Finalmente en mayo de 1690, debido al duro invierno el número de los Waldensianos se redujo a trescientos hombres, quienes estaban atrincherados en los riscos de las montañas. Alineados debajo de ellos en el valle, estaban cuatro mil soldados profesionales franceses dirigidos por el Marqués de Feuquiere, quien primero los atacó durante una severa tormenta de nieve, y luego comandó su artillería desplazando los cañones hasta las laderas, para atacar al sucio y andrajoso remanente de hombres que ascendían incluso más alto, esperando la muerte.

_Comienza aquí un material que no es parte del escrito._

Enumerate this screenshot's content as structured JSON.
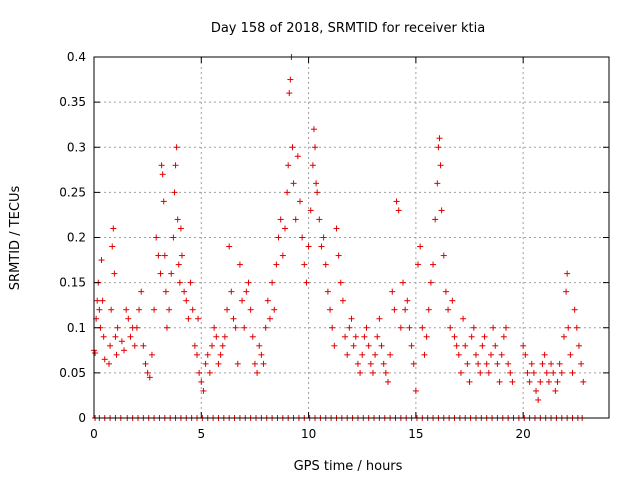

Confiado, había enviado ya a Francia un mensaje anunciando su victoria. Pero entonces ocurrió el milagro. Una espesa niebla rodeó a los Waldensianos, permitiéndoles escapar de la cima de la montaña durante la noche. ¡Fueron salvados por la mano de Dios!
La iglesia Waldensiana más tarde se unió con los metodistas y todavía existe hoy.
Reflexión
¿Ha experimentado la intervención de Dios en su vida? En el caso de los Waldensianos, Dios protegió a los últimos trescientos hombres, pero decidió no preservar a los otros que murieron antes en el invierno. Debemos orar por la protección de Dios, reconociendo que en algunos casos ampara a sus hijos al llevárselos con Él.
“Diré yo a Jehová: Esperanza mía, y castillo mío; Mi Dios, en quien confiaré” (Salmos 91:2).